Sanford also talks about applications such as driverless cars – “the capability to make that happen today from a telco perspective is already there, we just need the rest of the other industries to catch up” – healthcare, logistics and in particular agriculture, where he sees huge progress in terms of telemetry. There will be others too, that we haven’t really thought about yet, but the underlying change will be how data is processed and managed.

 
CSPs already have a wealth of data. The challenge facing CSPs, says Sanford, is how to manage that data better, to get it closer to the applications and to use it more intelligently, to drive customer experiences, innovation and relevance. This is key, he adds, to enabling applications such as the metaverse and driverless vehicles.

“The CSPs are probably the worst offenders of having immense troves of consumer and enterprise data and not doing anything with it,” says Sanford, who has worked with DataStax on trying to help businesses scale their data and use it more intelligently. “They have been horrible stewards – not stewards in terms of privacy, but stewards in terms of letting it just sit there.”

Could that change? Is Sanford seeing any hint of progress?

“I do believe they are thinking about data as a monetizable asset and doing it in a way that brings value to consumers and enterprises,” he says. “There are teams of people trying to figure out what that looks like and then also figure out how to fix their architecture to actually make that possible. And as you know, that is remarkably hard to do, and in big legacy environments too, but they have to be creative, make the data usable, connect it and create context and then they need to be able to figure out how to expose it at scale. CSPs need to become product companies.”

A customer-centric approach is essential

For Sanford, this is the future for wireless CSPs. He talks about great products being “the most empathetically connected to what the consumers want the most,” and says CSPs have to get their head around that concept. It’s a cultural as well as a data challenge, one that shouldn’t take another 25 years to achieve.
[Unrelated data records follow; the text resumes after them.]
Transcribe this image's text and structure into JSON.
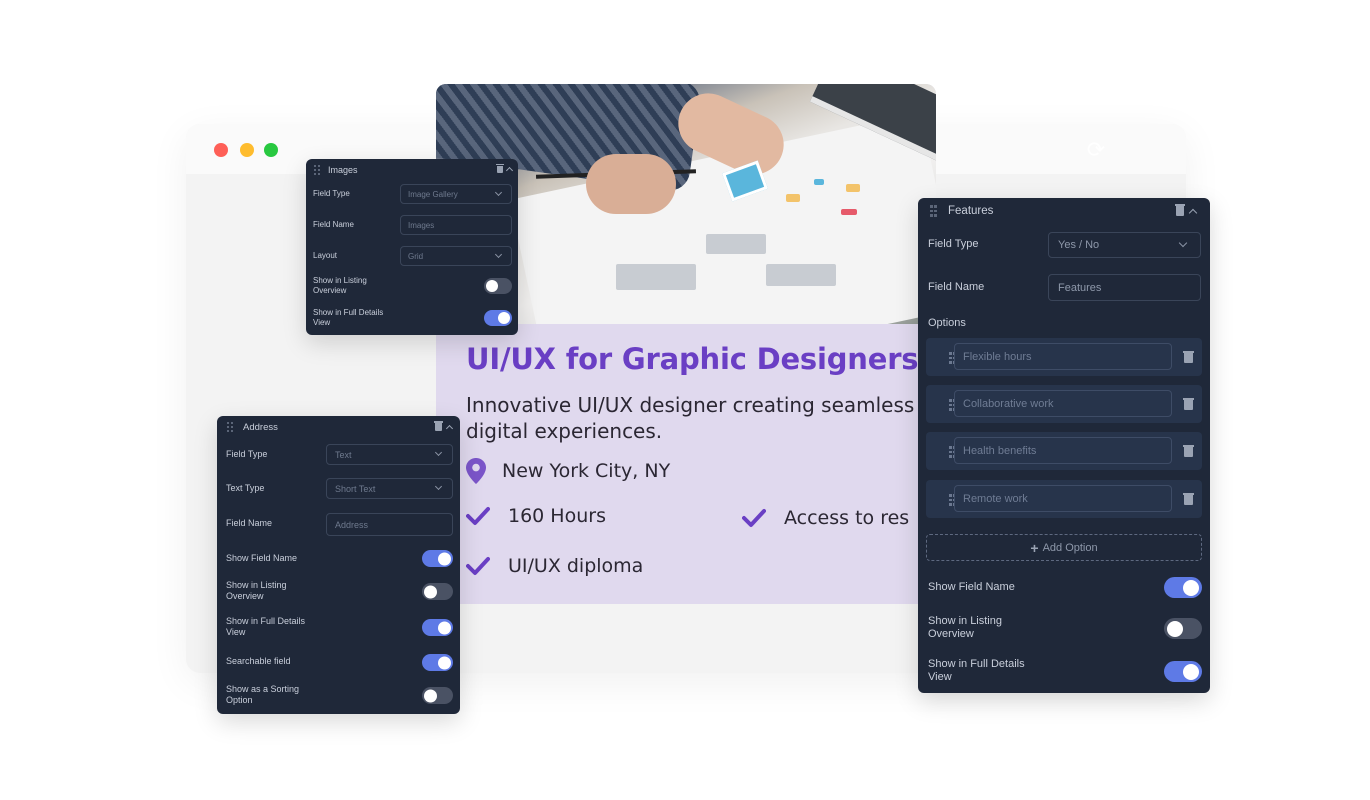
{
  "window": {
    "controls": [
      "close",
      "minimize",
      "maximize"
    ],
    "refresh_icon": "refresh-icon"
  },
  "course": {
    "title": "UI/UX for Graphic Designers",
    "description": "Innovative UI/UX designer creating seamless digital experiences.",
    "location": "New York City, NY",
    "features": [
      "160 Hours",
      "Access to res",
      "UI/UX diploma"
    ],
    "accent_color": "#6a3fc4",
    "background_color": "#e0d9ee"
  },
  "images_panel": {
    "title": "Images",
    "rows": [
      {
        "label": "Field Type",
        "value": "Image Gallery",
        "type": "select"
      },
      {
        "label": "Field Name",
        "value": "Images",
        "type": "input"
      },
      {
        "label": "Layout",
        "value": "Grid",
        "type": "select"
      }
    ],
    "toggles": [
      {
        "label": "Show in Listing Overview",
        "on": false
      },
      {
        "label": "Show in Full Details View",
        "on": true
      }
    ]
  },
  "address_panel": {
    "title": "Address",
    "rows": [
      {
        "label": "Field Type",
        "value": "Text",
        "type": "select"
      },
      {
        "label": "Text Type",
        "value": "Short Text",
        "type": "select"
      },
      {
        "label": "Field Name",
        "value": "Address",
        "type": "input"
      }
    ],
    "toggles": [
      {
        "label": "Show Field Name",
        "on": true
      },
      {
        "label": "Show in Listing Overview",
        "on": false
      },
      {
        "label": "Show in Full Details View",
        "on": true
      },
      {
        "label": "Searchable field",
        "on": true
      },
      {
        "label": "Show as a Sorting Option",
        "on": false
      }
    ]
  },
  "features_panel": {
    "title": "Features",
    "rows": [
      {
        "label": "Field Type",
        "value": "Yes / No",
        "type": "select"
      },
      {
        "label": "Field Name",
        "value": "Features",
        "type": "input"
      }
    ],
    "options_label": "Options",
    "options": [
      "Flexible hours",
      "Collaborative work",
      "Health benefits",
      "Remote work"
    ],
    "add_option_label": "Add Option",
    "toggles": [
      {
        "label": "Show Field Name",
        "on": true
      },
      {
        "label": "Show in Listing Overview",
        "on": false
      },
      {
        "label": "Show in Full Details View",
        "on": true
      }
    ]
  },
  "colors": {
    "panel_bg": "#1f2839",
    "toggle_on": "#5e7ae6",
    "toggle_off": "#4a5264"
  }
}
“You know, chief data officers are being brought in whose only job is to manage, curate and expose data for the benefit of the company. For the CSPs, I think it's going to take some time for that to marinate and generate some flavor.”

However, to realize the potential, Cody believes CSPs need a cultural shift. He says they are still struggling to shake off their past, to emerge into the present and build a more dynamic, customer-centric future. They need to start thinking differently and using their resources that, so far, have not been utilized to their full potential.  
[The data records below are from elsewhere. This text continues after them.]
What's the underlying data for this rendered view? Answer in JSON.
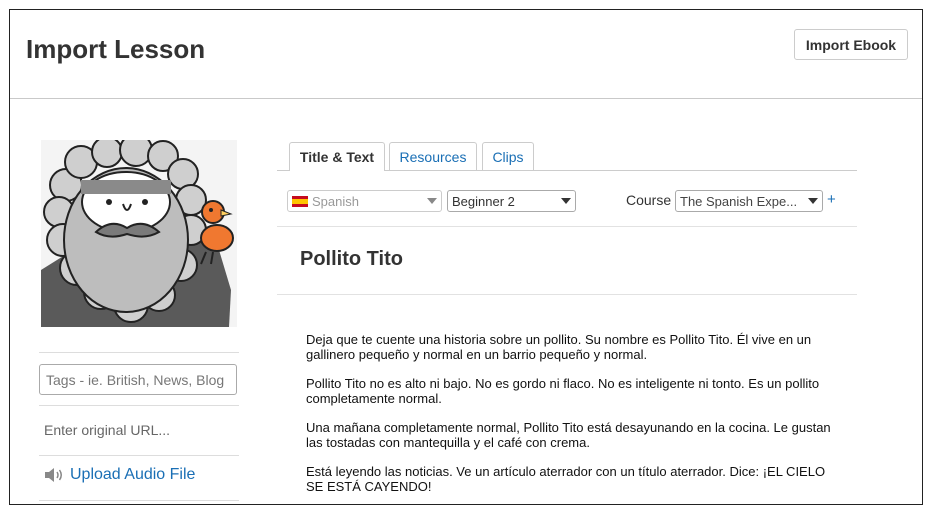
{
  "header": {
    "title": "Import Lesson",
    "import_ebook_label": "Import Ebook"
  },
  "sidebar": {
    "tags_placeholder": "Tags - ie. British, News, Blog",
    "url_placeholder": "Enter original URL...",
    "upload_label": "Upload Audio File",
    "upload_icon": "speaker-icon"
  },
  "tabs": [
    {
      "label": "Title & Text",
      "active": true
    },
    {
      "label": "Resources",
      "active": false
    },
    {
      "label": "Clips",
      "active": false
    }
  ],
  "selectors": {
    "language": "Spanish",
    "language_flag": "spain-flag-icon",
    "level": "Beginner 2",
    "course_label": "Course",
    "course": "The Spanish Expe...",
    "add_course": "+"
  },
  "lesson": {
    "title": "Pollito Tito",
    "paragraphs": [
      "Deja que te cuente una historia sobre un pollito. Su nombre es Pollito Tito. Él vive en un gallinero pequeño y normal en un barrio pequeño y normal.",
      "Pollito Tito no es alto ni bajo. No es gordo ni flaco. No es inteligente ni tonto. Es un pollito completamente normal.",
      "Una mañana completamente normal, Pollito Tito está desayunando en la cocina. Le gustan las tostadas con mantequilla y el café con crema.",
      "Está leyendo las noticias. Ve un artículo aterrador con un título aterrador. Dice: ¡EL CIELO SE ESTÁ CAYENDO!"
    ]
  },
  "colors": {
    "link": "#1a6fb5",
    "bird": "#f07830"
  }
}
“Much of the issues that arise within CSPs today are rooted in history,” says Sanford. “For the most part, the industry has been run by utilities and treated as such. Phone companies traditionally make money from selling capacity. It is cultural. They build outside plant. They deliver a capacity to the end user and that end user then uses other people's products on the telco’s infrastructure.”

For Sanford, this has been a model that made perfect sense, with CSPs focusing on core competencies and then partnering with third parties to create experiences and to serve the specific needs of consumers and businesses. He should know, because he has worked in the industry helping CSPs set up these models. It’s where he began, sort of. But now he believes there has to be change. 

“When I started it was a bit like the wild west,” he says. “It was exciting. Now CSPs need to figure out how to use their data better, to build applications around that data. How do you get the data closer to the applications? How do you innovate and evolve, using data to generate new ideas that can excite customers and deliver more value to the business? For CSPs, the race is now on.”